Well, yeah, of course he was hoping for something. And it wasn't just that she was gorgeous. Part of what made him crazy was that she did nothing to flaunt it. She used hardly any makeup, kept her hair tied back, and favored skirts hemmed below the knee. But Alex saw her several evenings a week in the firm's gym, where she typically wore some kind of yoga outfit, and her body was so lusciously long and curvy that Alex had to look away for fear his own body would betray his thoughts. Sometimes, late at night, in the bedroom of the house he had inherited from his parents and lived in still, he would close his eyes and take himself in hand and imagine himself with her, imagine what he wanted her to do, how she would do it, and even more than her beauty it was the existence of those fantasies, and the way their presence in his mind would linger into the next day, that made him awkward with her, made him err in the direction of feigned disinterest and even disdain lest she suspect his secret.

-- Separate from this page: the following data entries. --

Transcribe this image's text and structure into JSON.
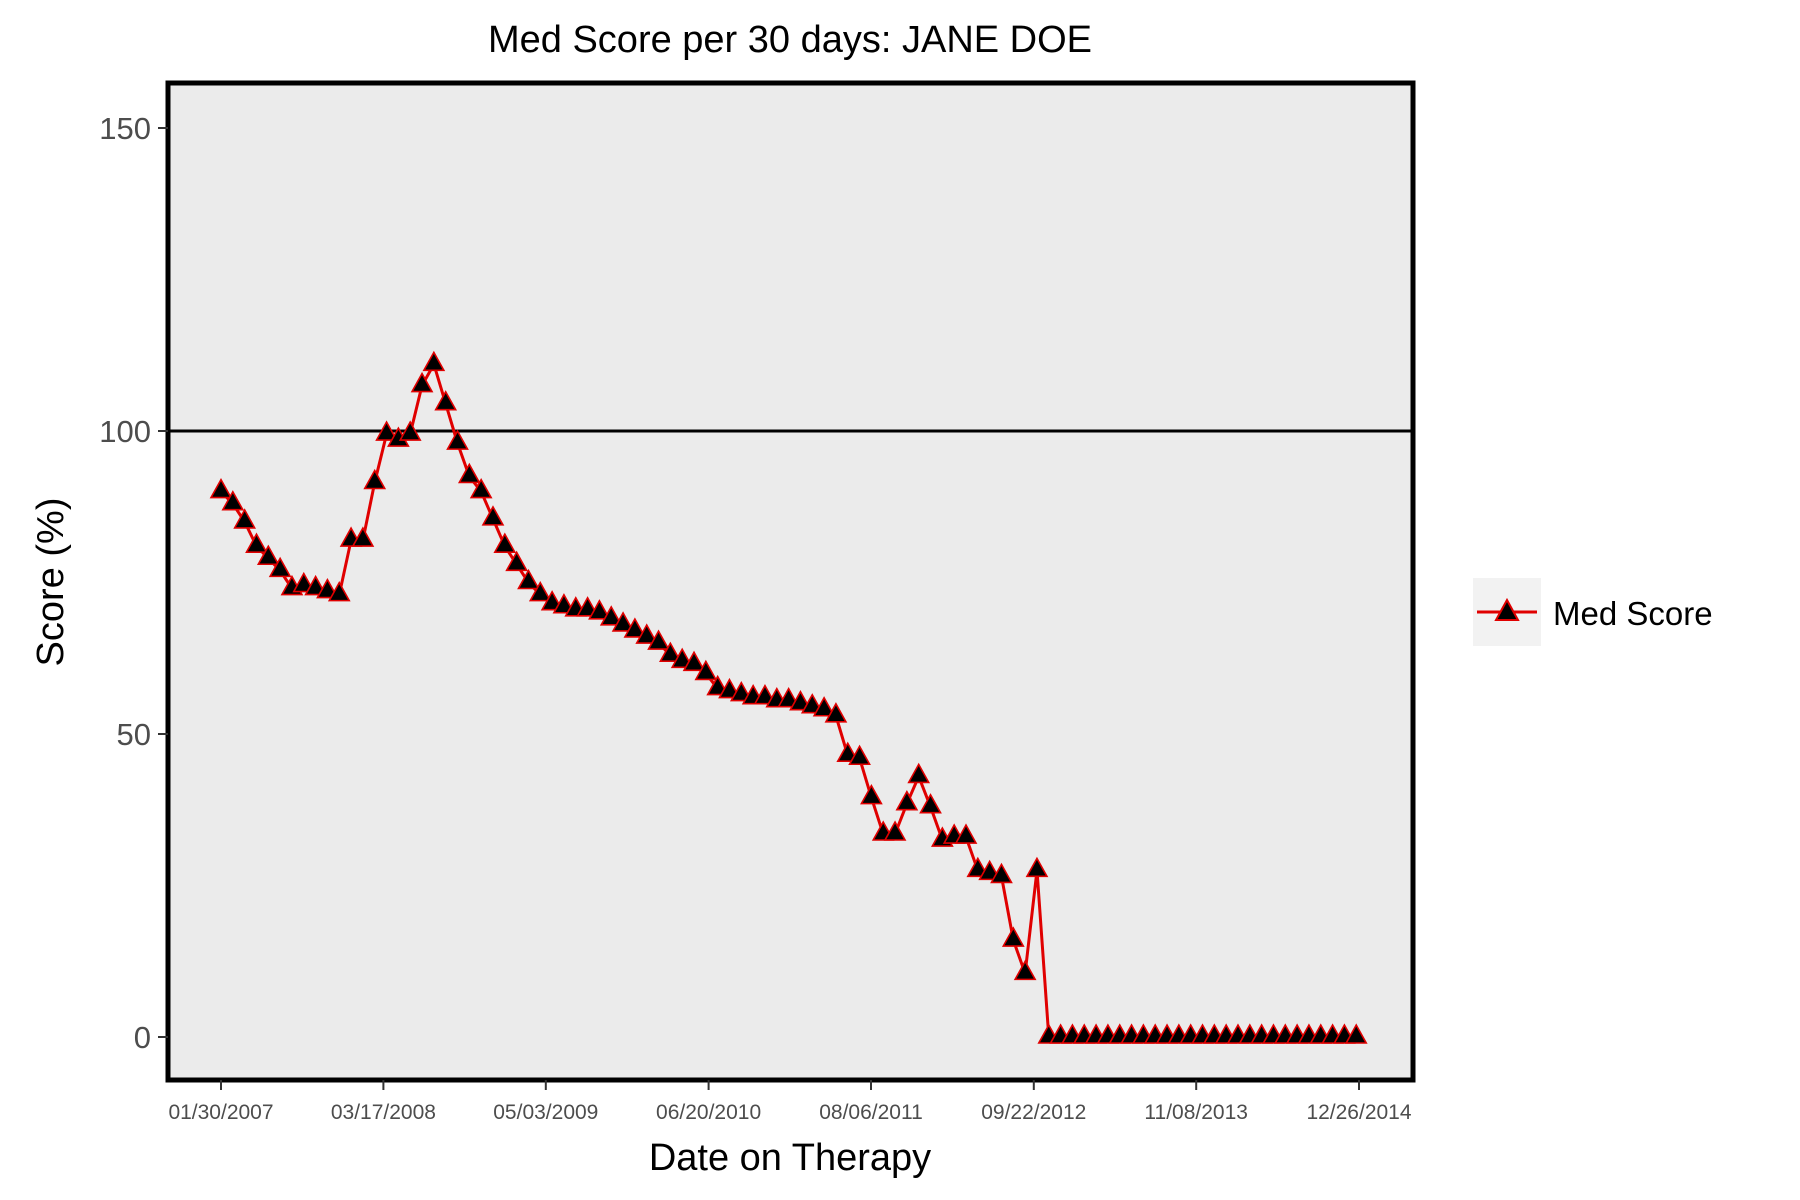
{
  "chart_data": {
    "type": "line",
    "title": "Med Score per 30 days: JANE DOE",
    "xlabel": "Date on Therapy",
    "ylabel": "Score (%)",
    "ylim": [
      -7,
      150
    ],
    "yticks": [
      0,
      50,
      100,
      150
    ],
    "xtick_labels": [
      "01/30/2007",
      "03/17/2008",
      "05/03/2009",
      "06/20/2010",
      "08/06/2011",
      "09/22/2012",
      "11/08/2013",
      "12/26/2014"
    ],
    "reference_line": 100,
    "panel_background": "#ebebeb",
    "series": [
      {
        "name": "Med Score",
        "line_color": "#e00000",
        "marker": "triangle",
        "marker_fill": "#000000",
        "x": [
          "01/30/2007",
          "03/01/2007",
          "03/31/2007",
          "04/30/2007",
          "05/30/2007",
          "06/29/2007",
          "07/29/2007",
          "08/28/2007",
          "09/27/2007",
          "10/27/2007",
          "11/26/2007",
          "12/26/2007",
          "01/25/2008",
          "02/24/2008",
          "03/25/2008",
          "04/24/2008",
          "05/24/2008",
          "06/23/2008",
          "07/23/2008",
          "08/22/2008",
          "09/21/2008",
          "10/21/2008",
          "11/20/2008",
          "12/20/2008",
          "01/19/2009",
          "02/18/2009",
          "03/20/2009",
          "04/19/2009",
          "05/19/2009",
          "06/18/2009",
          "07/18/2009",
          "08/17/2009",
          "09/16/2009",
          "10/16/2009",
          "11/15/2009",
          "12/15/2009",
          "01/14/2010",
          "02/13/2010",
          "03/15/2010",
          "04/14/2010",
          "05/14/2010",
          "06/13/2010",
          "07/13/2010",
          "08/12/2010",
          "09/11/2010",
          "10/11/2010",
          "11/10/2010",
          "12/10/2010",
          "01/09/2011",
          "02/08/2011",
          "03/10/2011",
          "04/09/2011",
          "05/09/2011",
          "06/08/2011",
          "07/08/2011",
          "08/07/2011",
          "09/06/2011",
          "10/06/2011",
          "11/05/2011",
          "12/05/2011",
          "01/04/2012",
          "02/03/2012",
          "03/04/2012",
          "04/03/2012",
          "05/03/2012",
          "06/02/2012",
          "07/02/2012",
          "08/01/2012",
          "08/31/2012",
          "09/30/2012",
          "10/30/2012",
          "11/29/2012",
          "12/29/2012",
          "01/28/2013",
          "02/27/2013",
          "03/29/2013",
          "04/28/2013",
          "05/28/2013",
          "06/27/2013",
          "07/27/2013",
          "08/26/2013",
          "09/25/2013",
          "10/25/2013",
          "11/24/2013",
          "12/24/2013",
          "01/23/2014",
          "02/22/2014",
          "03/24/2014",
          "04/23/2014",
          "05/23/2014",
          "06/22/2014",
          "07/22/2014",
          "08/21/2014",
          "09/20/2014",
          "10/20/2014",
          "11/19/2014",
          "12/19/2014"
        ],
        "values": [
          90,
          88,
          85,
          81,
          79,
          77,
          74,
          74.5,
          74,
          73.5,
          73,
          82,
          82,
          91.5,
          99.5,
          98.5,
          99.5,
          107.5,
          111,
          104.5,
          98,
          92.5,
          90,
          85.5,
          81,
          78,
          75,
          73,
          71.5,
          71,
          70.5,
          70.5,
          70,
          69,
          68,
          67,
          66,
          65,
          63,
          62,
          61.5,
          60,
          57.5,
          57,
          56.5,
          56,
          56,
          55.5,
          55.5,
          55,
          54.5,
          54,
          53,
          46.5,
          46,
          39.5,
          33.5,
          33.5,
          38.5,
          43,
          38,
          32.5,
          33,
          33,
          27.5,
          27,
          26.5,
          16,
          10.5,
          27.5,
          0,
          0,
          0,
          0,
          0,
          0,
          0,
          0,
          0,
          0,
          0,
          0,
          0,
          0,
          0,
          0,
          0,
          0,
          0,
          0,
          0,
          0,
          0,
          0,
          0,
          0,
          0
        ]
      }
    ],
    "legend": {
      "position": "right"
    }
  }
}
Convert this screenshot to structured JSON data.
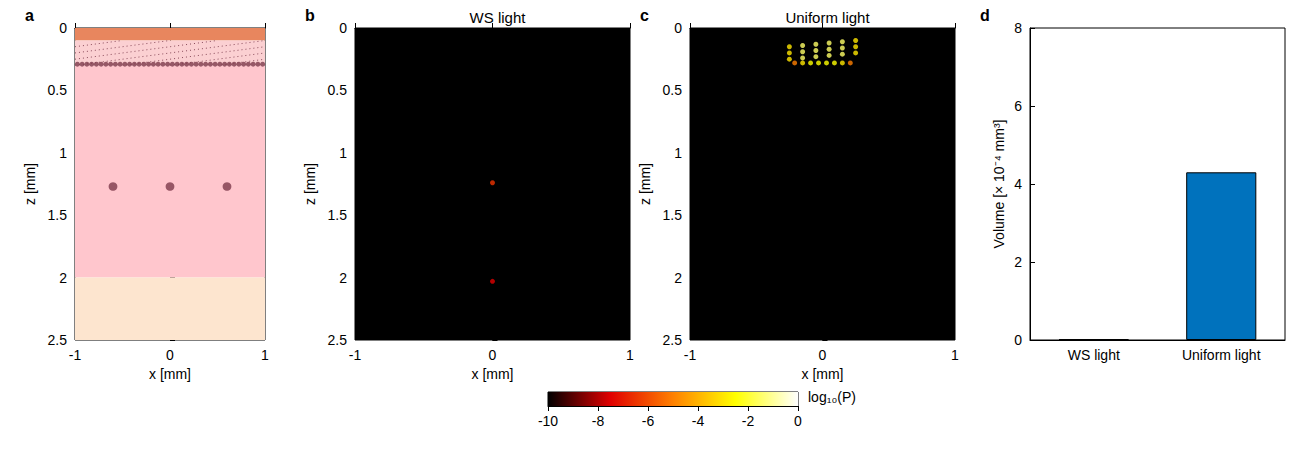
{
  "chart_data": [
    {
      "panel": "a",
      "type": "schematic",
      "xlabel": "x [mm]",
      "ylabel": "z [mm]",
      "xlim": [
        -1,
        1
      ],
      "xticks": [
        -1,
        0,
        1
      ],
      "ylim": [
        0,
        2.5
      ],
      "yticks": [
        0,
        0.5,
        1,
        1.5,
        2,
        2.5
      ],
      "layers": [
        {
          "z": [
            0,
            0.1
          ],
          "color": "#e8865e"
        },
        {
          "z": [
            0.1,
            0.3
          ],
          "color": "#fbd0d2",
          "line_style": "dotted"
        },
        {
          "z": [
            0.3,
            2
          ],
          "color": "#ffc6cd"
        },
        {
          "z": [
            2,
            2.5
          ],
          "color": "#fde5cf"
        }
      ],
      "vessels": [
        {
          "x": [
            -0.975,
            -0.925,
            -0.875,
            -0.825,
            -0.775,
            -0.725,
            -0.675,
            -0.625,
            -0.575,
            -0.525,
            -0.475,
            -0.425,
            -0.375,
            -0.325,
            -0.275,
            -0.225,
            -0.175,
            -0.125,
            -0.075,
            -0.025,
            0.025,
            0.075,
            0.125,
            0.175,
            0.225,
            0.275,
            0.325,
            0.375,
            0.425,
            0.475,
            0.525,
            0.575,
            0.625,
            0.675,
            0.725,
            0.775,
            0.825,
            0.875,
            0.925,
            0.975
          ],
          "z": [
            0.29,
            0.29,
            0.29,
            0.29,
            0.29,
            0.29,
            0.29,
            0.29,
            0.29,
            0.29,
            0.29,
            0.29,
            0.29,
            0.29,
            0.29,
            0.29,
            0.29,
            0.29,
            0.29,
            0.29,
            0.29,
            0.29,
            0.29,
            0.29,
            0.29,
            0.29,
            0.29,
            0.29,
            0.29,
            0.29,
            0.29,
            0.29,
            0.29,
            0.29,
            0.29,
            0.29,
            0.29,
            0.29,
            0.29,
            0.29
          ],
          "diameter": 0.04,
          "color": "#7d3a4b"
        },
        {
          "x": [
            -0.6,
            0,
            0.6
          ],
          "z": [
            1.27,
            1.27,
            1.27
          ],
          "diameter": 0.07,
          "color": "#7d3a4b"
        }
      ]
    },
    {
      "panel": "b",
      "type": "heatmap",
      "title": "WS light",
      "xlabel": "x [mm]",
      "ylabel": "z [mm]",
      "xlim": [
        -1,
        1
      ],
      "xticks": [
        -1,
        0,
        1
      ],
      "ylim": [
        0,
        2.5
      ],
      "yticks": [
        0,
        0.5,
        1,
        1.5,
        2,
        2.5
      ],
      "cells": {
        "x": [
          0,
          0
        ],
        "z": [
          1.24,
          2.03
        ],
        "values": [
          -6.5,
          -7.5
        ]
      }
    },
    {
      "panel": "c",
      "type": "heatmap",
      "title": "Uniform light",
      "xlabel": "x [mm]",
      "ylabel": "z [mm]",
      "xlim": [
        -1,
        1
      ],
      "xticks": [
        -1,
        0,
        1
      ],
      "ylim": [
        0,
        2.5
      ],
      "yticks": [
        0,
        0.5,
        1,
        1.5,
        2,
        2.5
      ],
      "cells": {
        "x": [
          -0.21,
          -0.15,
          -0.09,
          -0.03,
          0.03,
          0.09,
          0.15,
          0.21,
          -0.25,
          -0.15,
          -0.05,
          0.05,
          0.15,
          0.25,
          -0.25,
          -0.15,
          -0.05,
          0.05,
          0.15,
          0.25,
          -0.25,
          -0.15,
          -0.05,
          0.05,
          0.15,
          0.25
        ],
        "z": [
          0.28,
          0.28,
          0.28,
          0.28,
          0.28,
          0.28,
          0.28,
          0.28,
          0.15,
          0.14,
          0.13,
          0.12,
          0.11,
          0.1,
          0.2,
          0.19,
          0.18,
          0.17,
          0.16,
          0.15,
          0.25,
          0.24,
          0.23,
          0.22,
          0.21,
          0.2
        ],
        "values": [
          -5,
          -3,
          -2.5,
          -2.5,
          -2.5,
          -2.5,
          -3,
          -5,
          -3,
          -1.5,
          -1.5,
          -1.5,
          -1.5,
          -3,
          -3,
          -1.5,
          -1.5,
          -1.5,
          -1.5,
          -3,
          -3,
          -1.5,
          -1.5,
          -1.5,
          -1.5,
          -3
        ]
      }
    },
    {
      "panel": "d",
      "type": "bar",
      "ylabel": "Volume [× 10⁻⁴ mm³]",
      "categories": [
        "WS light",
        "Uniform light"
      ],
      "values": [
        0.02,
        4.3
      ],
      "color": "#0072bd",
      "ylim": [
        0,
        8
      ],
      "yticks": [
        0,
        2,
        4,
        6,
        8
      ]
    }
  ],
  "colorbar": {
    "label": "log₁₀(P)",
    "lim": [
      -10,
      0
    ],
    "ticks": [
      -10,
      -8,
      -6,
      -4,
      -2,
      0
    ],
    "colors": [
      "#000000",
      "#e00000",
      "#ff8000",
      "#ffff00",
      "#ffffff"
    ]
  }
}
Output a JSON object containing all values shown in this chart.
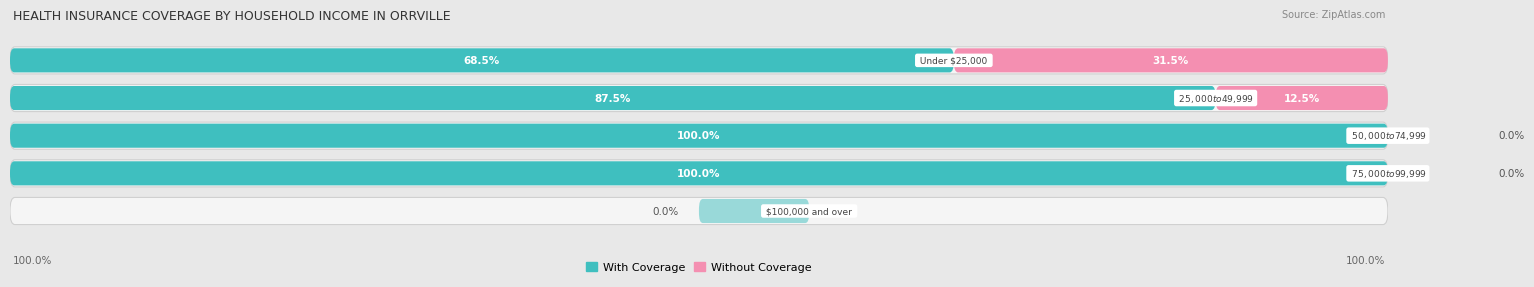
{
  "title": "HEALTH INSURANCE COVERAGE BY HOUSEHOLD INCOME IN ORRVILLE",
  "source": "Source: ZipAtlas.com",
  "categories": [
    "Under $25,000",
    "$25,000 to $49,999",
    "$50,000 to $74,999",
    "$75,000 to $99,999",
    "$100,000 and over"
  ],
  "with_coverage": [
    68.5,
    87.5,
    100.0,
    100.0,
    0.0
  ],
  "without_coverage": [
    31.5,
    12.5,
    0.0,
    0.0,
    0.0
  ],
  "color_with": "#3FBFBF",
  "color_without": "#F48FB1",
  "bg_color": "#e8e8e8",
  "bar_bg": "#f5f5f5",
  "bar_border": "#d0d0d0",
  "legend_with": "With Coverage",
  "legend_without": "Without Coverage"
}
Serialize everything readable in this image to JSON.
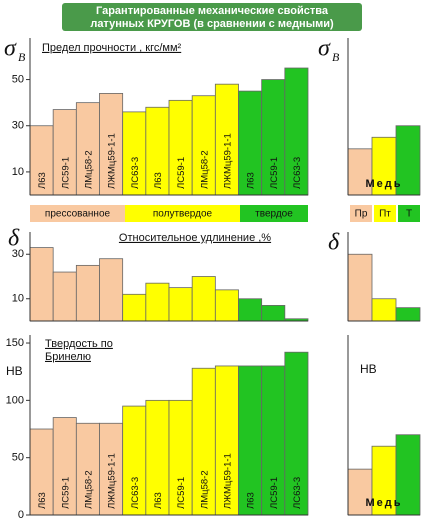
{
  "title_lines": [
    "Гарантированные механические свойства",
    "латунных КРУГОВ (в сравнении с медными)"
  ],
  "chart_data": [
    {
      "type": "bar",
      "symbol": "σ",
      "symbol_sub": "B",
      "label_lines": [
        "Предел прочности , кгс/мм²"
      ],
      "categories": [
        "Л63",
        "ЛС59-1",
        "ЛМц58-2",
        "ЛЖМц59-1-1",
        "ЛС63-3",
        "Л63",
        "ЛС59-1",
        "ЛМц58-2",
        "ЛЖМц59-1-1",
        "Л63",
        "ЛС59-1",
        "ЛС63-3"
      ],
      "values": [
        30,
        37,
        40,
        44,
        36,
        38,
        41,
        43,
        48,
        45,
        50,
        55
      ],
      "colors": [
        "#f9c9a1",
        "#f9c9a1",
        "#f9c9a1",
        "#f9c9a1",
        "#ffff00",
        "#ffff00",
        "#ffff00",
        "#ffff00",
        "#ffff00",
        "#22c422",
        "#22c422",
        "#22c422"
      ],
      "ylim": [
        0,
        68
      ],
      "yticks": [
        10,
        30,
        50
      ]
    },
    {
      "type": "bar",
      "symbol": "δ",
      "label_lines": [
        "Относительное удлинение ,%"
      ],
      "values": [
        33,
        22,
        25,
        28,
        12,
        17,
        15,
        20,
        14,
        10,
        7,
        1
      ],
      "colors": [
        "#f9c9a1",
        "#f9c9a1",
        "#f9c9a1",
        "#f9c9a1",
        "#ffff00",
        "#ffff00",
        "#ffff00",
        "#ffff00",
        "#ffff00",
        "#22c422",
        "#22c422",
        "#22c422"
      ],
      "ylim": [
        0,
        40
      ],
      "yticks": [
        10,
        30
      ]
    },
    {
      "type": "bar",
      "symbol": "HB",
      "label_lines": [
        "Твердость по",
        "Бринелю"
      ],
      "categories": [
        "Л63",
        "ЛС59-1",
        "ЛМц58-2",
        "ЛЖМц59-1-1",
        "ЛС63-3",
        "Л63",
        "ЛС59-1",
        "ЛМц58-2",
        "ЛЖМц59-1-1",
        "Л63",
        "ЛС59-1",
        "ЛС63-3"
      ],
      "values": [
        75,
        85,
        80,
        80,
        95,
        100,
        100,
        128,
        130,
        130,
        130,
        142
      ],
      "colors": [
        "#f9c9a1",
        "#f9c9a1",
        "#f9c9a1",
        "#f9c9a1",
        "#ffff00",
        "#ffff00",
        "#ffff00",
        "#ffff00",
        "#ffff00",
        "#22c422",
        "#22c422",
        "#22c422"
      ],
      "ylim": [
        0,
        157
      ],
      "yticks": [
        0,
        50,
        100,
        150
      ]
    },
    {
      "type": "bar",
      "symbol": "σ",
      "symbol_sub": "B",
      "label_lines": [
        "Медь"
      ],
      "values": [
        20,
        25,
        30
      ],
      "colors": [
        "#f9c9a1",
        "#ffff00",
        "#22c422"
      ],
      "ylim": [
        0,
        68
      ]
    },
    {
      "type": "bar",
      "symbol": "δ",
      "values": [
        30,
        10,
        6
      ],
      "colors": [
        "#f9c9a1",
        "#ffff00",
        "#22c422"
      ],
      "ylim": [
        0,
        40
      ]
    },
    {
      "type": "bar",
      "symbol": "HB",
      "label_lines": [
        "Медь"
      ],
      "values": [
        40,
        60,
        70
      ],
      "colors": [
        "#f9c9a1",
        "#ffff00",
        "#22c422"
      ],
      "ylim": [
        0,
        157
      ]
    }
  ],
  "legend": {
    "items": [
      {
        "label": "прессованное",
        "color": "#f9c9a1"
      },
      {
        "label": "полутвердое",
        "color": "#ffff00"
      },
      {
        "label": "твердое",
        "color": "#22c422"
      }
    ],
    "copper": [
      {
        "label": "Пр",
        "color": "#f9c9a1"
      },
      {
        "label": "Пт",
        "color": "#ffff00"
      },
      {
        "label": "Т",
        "color": "#22c422"
      }
    ]
  }
}
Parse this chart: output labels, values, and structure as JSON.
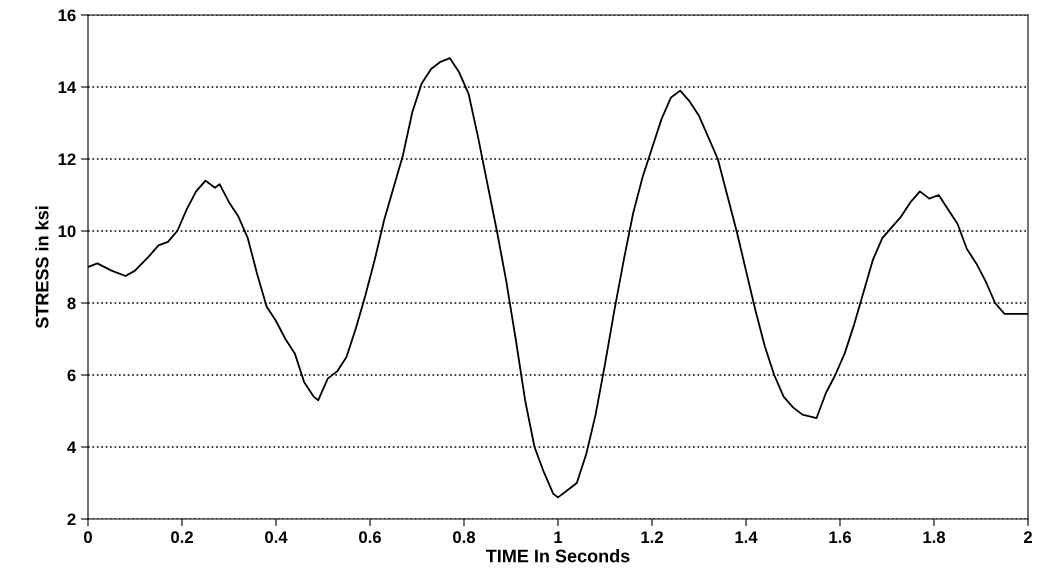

But she didn't seem the least bit interested. And even if she were, what would people say if a senior associate, someone who God willing would be up for partner soon, were dating a first-year ten years his junior? And what would happen if he made partner? What would he do then? A partner couldn't be involved with an associate, at least not publicly. There were trysts at Sullivan, Greenwald, of course, enough to keep the rumor mill spinning full-time, but those people were already partners, they could afford to be known as pigs. Maybe when Alex had made it to the top of the heap he'd hit on hot associates, too, maybe even summer associates, for Christ's sake, but not now. He didn't need complications like that. He had to stay focused.